Former prisoner Rab Kerr has recently published a glossy pictorial book with unique images of three prisons – the ‘Crum’, Long Kesh and Armagh Prisons. Regular reviewer, veteran republican Gerry O’Hare, himself a former prisoner takes a look. Here is his opinion…

 

 

A new book of photographs taken recently in Crumlin Road, Armagh and Long Kesh jails has landed on my desk – and what a treat for any prisoner wishing to recall time spent in those ghastly places.

Shiver as you read it – and thank God you survived your time in these soul-less and damned places.
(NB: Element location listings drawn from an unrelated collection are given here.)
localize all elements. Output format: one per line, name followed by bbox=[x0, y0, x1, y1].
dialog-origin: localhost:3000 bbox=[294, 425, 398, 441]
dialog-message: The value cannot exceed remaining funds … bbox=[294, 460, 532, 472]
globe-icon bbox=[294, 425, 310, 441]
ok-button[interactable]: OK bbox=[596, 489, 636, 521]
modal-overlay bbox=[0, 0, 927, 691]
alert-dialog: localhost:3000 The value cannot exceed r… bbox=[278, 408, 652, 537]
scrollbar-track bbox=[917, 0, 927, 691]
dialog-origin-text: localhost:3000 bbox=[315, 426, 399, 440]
Penned, or should I say, photographically gathered together in its glossy pages are images that will stir memories (and, let’s be honest, not ALL of them universally bad).

The author is Rab Kerr who himself spent years inside.
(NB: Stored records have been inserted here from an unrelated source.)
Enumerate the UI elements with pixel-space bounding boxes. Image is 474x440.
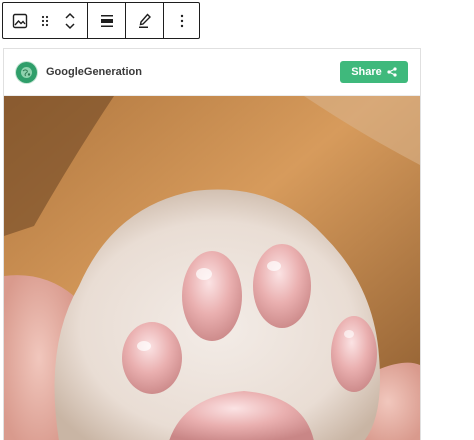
edit-pencil-icon	[138, 12, 151, 28]
block-toolbar	[2, 2, 200, 39]
drag-handle-icon	[41, 15, 49, 26]
embed-card: GoogleGeneration Share	[3, 48, 421, 440]
avatar	[16, 61, 37, 83]
move-up-down-button[interactable]	[53, 3, 87, 38]
drag-handle-button[interactable]	[37, 3, 53, 38]
share-icon	[387, 67, 397, 77]
share-label: Share	[351, 66, 382, 78]
toolbar-group-block	[3, 3, 88, 38]
more-options-icon	[180, 14, 184, 27]
site-name[interactable]: GoogleGeneration	[46, 66, 340, 78]
more-options-button[interactable]	[164, 3, 200, 38]
image-icon	[12, 13, 28, 28]
align-button[interactable]	[88, 3, 125, 38]
globe-icon	[21, 66, 32, 78]
cat-paw-photo[interactable]	[4, 96, 421, 440]
toolbar-group-edit	[126, 3, 164, 38]
move-up-down-icon	[65, 12, 75, 29]
toolbar-group-more	[164, 3, 200, 38]
toolbar-group-align	[88, 3, 126, 38]
share-button[interactable]: Share	[340, 61, 408, 83]
align-icon	[100, 14, 113, 27]
edit-button[interactable]	[126, 3, 163, 38]
image-block-button[interactable]	[3, 3, 37, 38]
card-header: GoogleGeneration Share	[4, 49, 420, 96]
The photos were mostly taken after all three jails closed and Rab’s camera evokes vivid images of the desolate places they were.
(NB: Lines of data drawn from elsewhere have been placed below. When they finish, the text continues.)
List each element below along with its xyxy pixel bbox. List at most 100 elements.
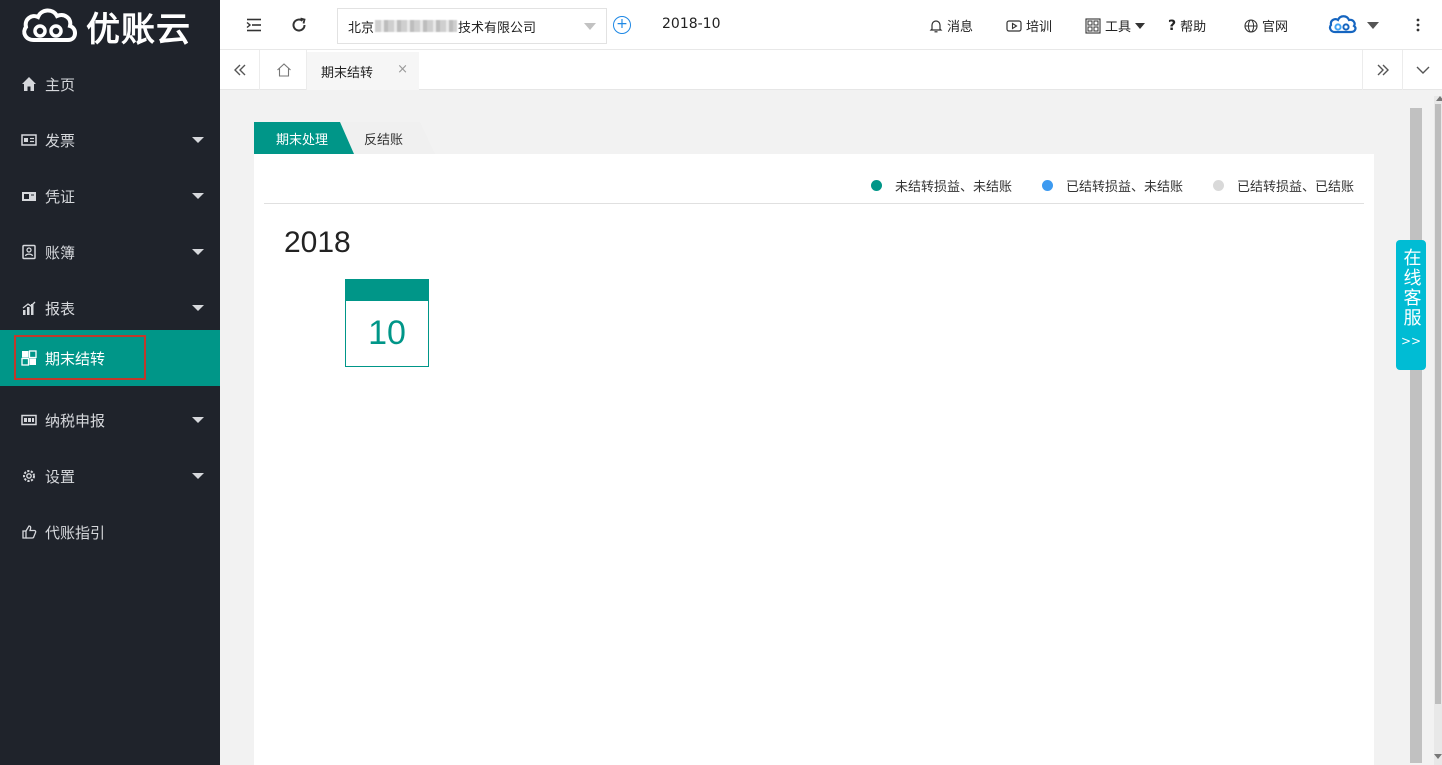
scroll-down-arrow[interactable] <box>1434 754 1442 759</box>
double-chevron-right-icon <box>1377 64 1389 76</box>
current-period[interactable]: 2018-10 <box>662 16 721 32</box>
add-company-button[interactable]: + <box>613 16 631 34</box>
chevron-down-icon <box>1367 21 1379 29</box>
scrollbar[interactable] <box>1408 90 1442 765</box>
tabs-menu-button[interactable] <box>1402 50 1442 90</box>
chevron-down-icon <box>192 417 204 423</box>
scrollbar-thumb[interactable] <box>1435 104 1441 704</box>
video-icon <box>1006 19 1022 33</box>
avatar-cloud-icon <box>1327 13 1357 37</box>
home-icon <box>20 75 38 93</box>
sidebar: 优账云 主页 发票 凭证 账簿 报表 期末结转 纳税申报 设置 代账指引 <box>0 0 220 765</box>
gear-icon <box>20 467 38 485</box>
company-select[interactable]: 北京 技术有限公司 <box>337 8 607 44</box>
sidebar-item-label: 代账指引 <box>45 523 106 542</box>
tab-period-close[interactable]: 期末结转 × <box>307 50 419 90</box>
sidebar-item-label: 凭证 <box>45 187 76 206</box>
month-tile[interactable]: 10 <box>345 279 429 367</box>
sidebar-item-label: 主页 <box>45 75 76 94</box>
company-name-prefix: 北京 <box>348 20 375 36</box>
messages-label: 消息 <box>947 20 974 35</box>
service-label: 在线客服 <box>1400 248 1422 328</box>
sidebar-item-home[interactable]: 主页 <box>0 56 220 112</box>
ledger-icon <box>20 243 38 261</box>
chevron-down-icon <box>1135 22 1146 29</box>
user-menu[interactable] <box>1327 13 1379 37</box>
close-icon[interactable]: × <box>397 62 408 77</box>
sidebar-item-label: 发票 <box>45 131 76 150</box>
tabs-scroll-right-button[interactable] <box>1362 50 1402 90</box>
globe-icon <box>1244 18 1258 33</box>
training-label: 培训 <box>1026 20 1053 35</box>
service-arrow: >> <box>1400 334 1422 348</box>
top-bar: 北京 技术有限公司 + 2018-10 消息 培训 工具 ? 帮助 官网 <box>220 0 1442 50</box>
tab-label: 期末结转 <box>321 65 374 81</box>
collapse-menu-icon[interactable] <box>244 15 264 35</box>
sidebar-item-period-close[interactable]: 期末结转 <box>0 330 220 386</box>
chevron-down-icon <box>584 23 596 30</box>
chevron-down-icon <box>192 473 204 479</box>
help-label: 帮助 <box>1180 20 1207 35</box>
sidebar-item-label: 账簿 <box>45 243 76 262</box>
sidebar-item-voucher[interactable]: 凭证 <box>0 168 220 224</box>
brand-logo[interactable]: 优账云 <box>0 0 220 52</box>
month-number: 10 <box>368 314 406 352</box>
tools-menu[interactable]: 工具 <box>1085 16 1146 35</box>
chevron-down-icon <box>192 193 204 199</box>
refresh-icon[interactable] <box>289 15 309 35</box>
tab-bar: 期末结转 × <box>220 50 1442 90</box>
legend-label: 已结转损益、已结账 <box>1236 180 1354 195</box>
sidebar-item-label: 纳税申报 <box>45 411 106 430</box>
question-icon: ? <box>1168 17 1177 34</box>
training-link[interactable]: 培训 <box>1006 16 1052 35</box>
sidebar-item-invoice[interactable]: 发票 <box>0 112 220 168</box>
double-chevron-left-icon <box>233 64 245 76</box>
legend-dot <box>1212 180 1224 191</box>
subtab-reverse-close[interactable]: 反结账 <box>340 122 435 154</box>
chart-icon <box>20 299 38 317</box>
legend-label: 已结转损益、未结账 <box>1065 180 1183 195</box>
help-link[interactable]: ? 帮助 <box>1168 16 1207 36</box>
legend-label: 未结转损益、未结账 <box>894 180 1012 195</box>
website-label: 官网 <box>1262 20 1289 35</box>
sidebar-item-tax[interactable]: 纳税申报 <box>0 392 220 448</box>
sidebar-item-label: 报表 <box>45 299 76 318</box>
company-name-suffix: 技术有限公司 <box>458 20 537 36</box>
legend-item: 已结转损益、未结账 <box>1041 176 1183 195</box>
tax-icon <box>20 411 38 429</box>
sidebar-item-guide[interactable]: 代账指引 <box>0 504 220 560</box>
highlight-outline <box>14 335 146 380</box>
cloud-logo-icon <box>22 8 77 42</box>
online-service-button[interactable]: 在线客服 >> <box>1396 240 1426 370</box>
home-outline-icon <box>276 63 291 77</box>
tab-home[interactable] <box>261 50 307 90</box>
tabs-scroll-left-button[interactable] <box>220 50 260 90</box>
chevron-down-icon <box>1416 66 1429 74</box>
sidebar-item-label: 设置 <box>45 467 76 486</box>
redacted-text <box>375 20 458 32</box>
legend-dot <box>870 180 882 191</box>
grid-tools-icon <box>1085 17 1101 34</box>
sidebar-item-settings[interactable]: 设置 <box>0 448 220 504</box>
messages-link[interactable]: 消息 <box>929 16 973 35</box>
month-tile-header <box>346 280 428 301</box>
voucher-icon <box>20 187 38 205</box>
scrollbar-track[interactable] <box>1410 108 1422 763</box>
more-vertical-icon[interactable] <box>1408 15 1428 35</box>
tools-label: 工具 <box>1105 20 1132 35</box>
guide-icon <box>20 523 38 541</box>
year-heading: 2018 <box>284 226 351 259</box>
chevron-down-icon <box>192 305 204 311</box>
website-link[interactable]: 官网 <box>1244 16 1288 35</box>
sidebar-item-reports[interactable]: 报表 <box>0 280 220 336</box>
status-legend: 未结转损益、未结账 已结转损益、未结账 已结转损益、已结账 <box>841 176 1354 195</box>
invoice-icon <box>20 131 38 149</box>
period-card: 未结转损益、未结账 已结转损益、未结账 已结转损益、已结账 2018 10 <box>254 154 1374 765</box>
scroll-up-arrow[interactable] <box>1436 96 1442 101</box>
bell-icon <box>929 19 943 33</box>
chevron-down-icon <box>192 137 204 143</box>
main-content: 反结账 期末处理 未结转损益、未结账 已结转损益、未结账 已结转损益、已结账 2… <box>220 90 1408 765</box>
subtab-period-processing[interactable]: 期末处理 <box>254 122 354 154</box>
brand-name: 优账云 <box>86 9 191 50</box>
sidebar-item-ledger[interactable]: 账簿 <box>0 224 220 280</box>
Prisons, of course, were not built as holidays camps but republican prisoners maintained a discipline that helped to make doing time that mush easier, or doing “Bird” as we colloquially called it.

There are pictures of the insides and outsides of the jails, showing the massive security that the authorities needed to keep the prisoners in. This we know led on to inspire the ingenuity of republican escapees managing to defy massive odds. But escapes, well documented in other books, there were – and many.

Glancing at the pictures, readers are given a sense of daily life for the

inhabitants and their ‘landlords’.

What they can’t capture is, of course, the inside stories … the daily chore of slopping-out, lousy meals and the ever-watchful eyes of the screws as the daily battle between “Them” and “Us” wearily chalked up another day.

But Rab has tried to give a context allowing the reader to grasp something of the conditions for the men and women prisoners’ struggle, albeit in pictures.

I think of the old adage: “one good picture is worth a thousand words”.

Rab is to be congratulated for this essay and it should encourage many other prisoners to start writing their memoirs before they are all lost.

This is time to grab the pen, or in Rab’s case, the camera.

[On a personal note, it with a sense of vindication that I noted just how close four institutions were at the beginning of my life in north Belfast. Those institutions were: the Mater Hospital (where I was born), St. Malachy’s College (where I was “educated”), Crumlin Road Courthouse (where I was sentenced) and the Crumlin Road Jail next door (where I served my time).]

All proceeds from Rab’s book are going towards the refurbishing of the memorial in Twinbrook. The book is printed in A4 landscape, is in full colour, and has 104 pages with 141 Photographs. The ISBN is 9780956806901, is published by MSF Press and costs £15.